Harry Cecil Bowen (1895 – 1923)
Harry Cecil Bowen was born on New Year’s Day 1895 in Wrotham Heath, and the second eldest of eight children to Henry Bowen, a local brickmaker, and Alice Ada Terry. He was christened in St Mary’s Platt Parish Church and attended Platt School, afterwards working as a farm labourer.
Cecil (as he was more commonly known) enlisted in the Royal Navy on 9 December 1915, first serving as a stoker, second class at HMS Pembroke II – a shore establishment in Sheerness that was primarily used for the Chatham barracks with men returning there between ships for leave, training and admin. On 8 Match 1916 he transferred to HMS Diligence, a depot ship based at Scapa Flow, on 8 March 1916. The ship would have acted as a “Post Box” and accounting, pay centre etc. for the Destroyers’ equipment, munitions and men. Cecil would have been serving as part of the support team.

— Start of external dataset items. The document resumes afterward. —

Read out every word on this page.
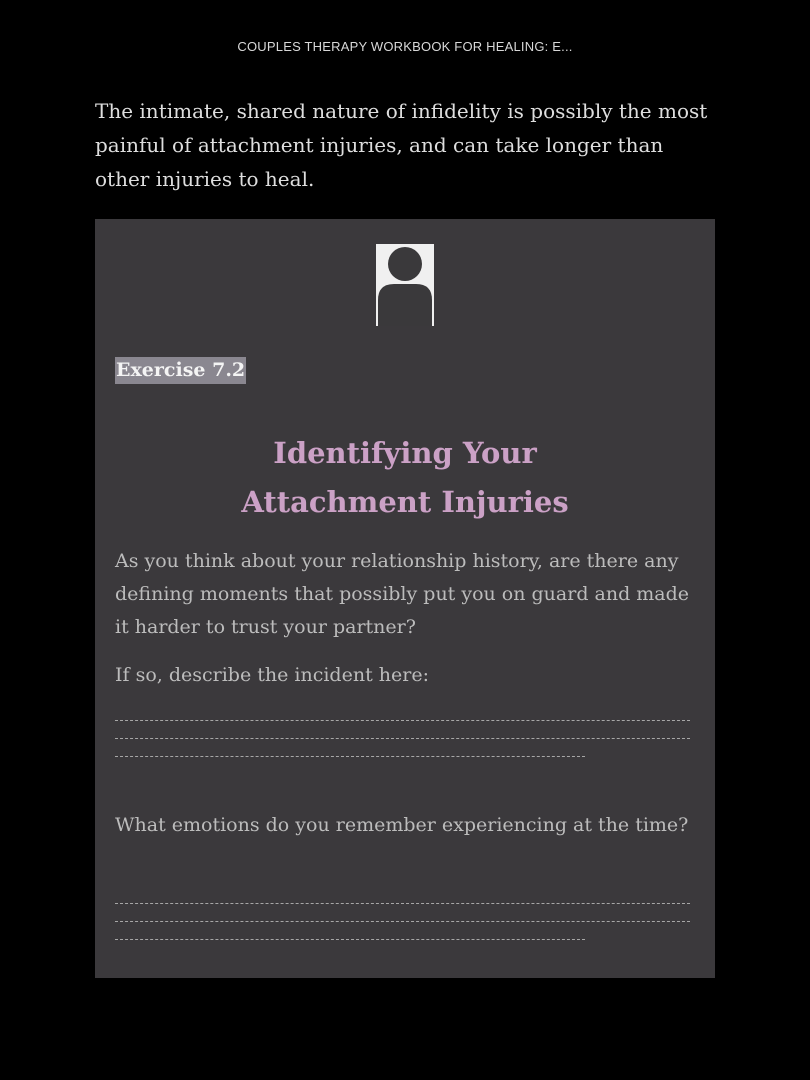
COUPLES THERAPY WORKBOOK FOR HEALING: E...

The intimate, shared nature of infidelity is possibly the most painful of attachment injuries, and can take longer than other injuries to heal.

Exercise 7.2
Identifying Your
Attachment Injuries

As you think about your relationship history, are there any defining moments that possibly put you on guard and made it harder to trust your partner?

If so, describe the incident here:

What emotions do you remember experiencing at the time?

Eighteen months later K29800 Stoker, 1st Class H C Bowen returned to Pembroke II and was invalided out of the Navy on 17 October 1917, having been suffering from tuberculosis – a condition that eventually took his life on 31 August 1923. In his final years he lived in a shed at the end of the garden at Forge Cottages in Wrotham Heath, and died there with his family by his bedside.
As Cecil died after the construction of the Platt War memorial his name was not included on the original memorial plaques, however he was commemorated on another memorial that was created in 1923, and mounted at the back of the church. In 2016 his name (as Harry) was included on a new plaque that was added to the relocated war memorial.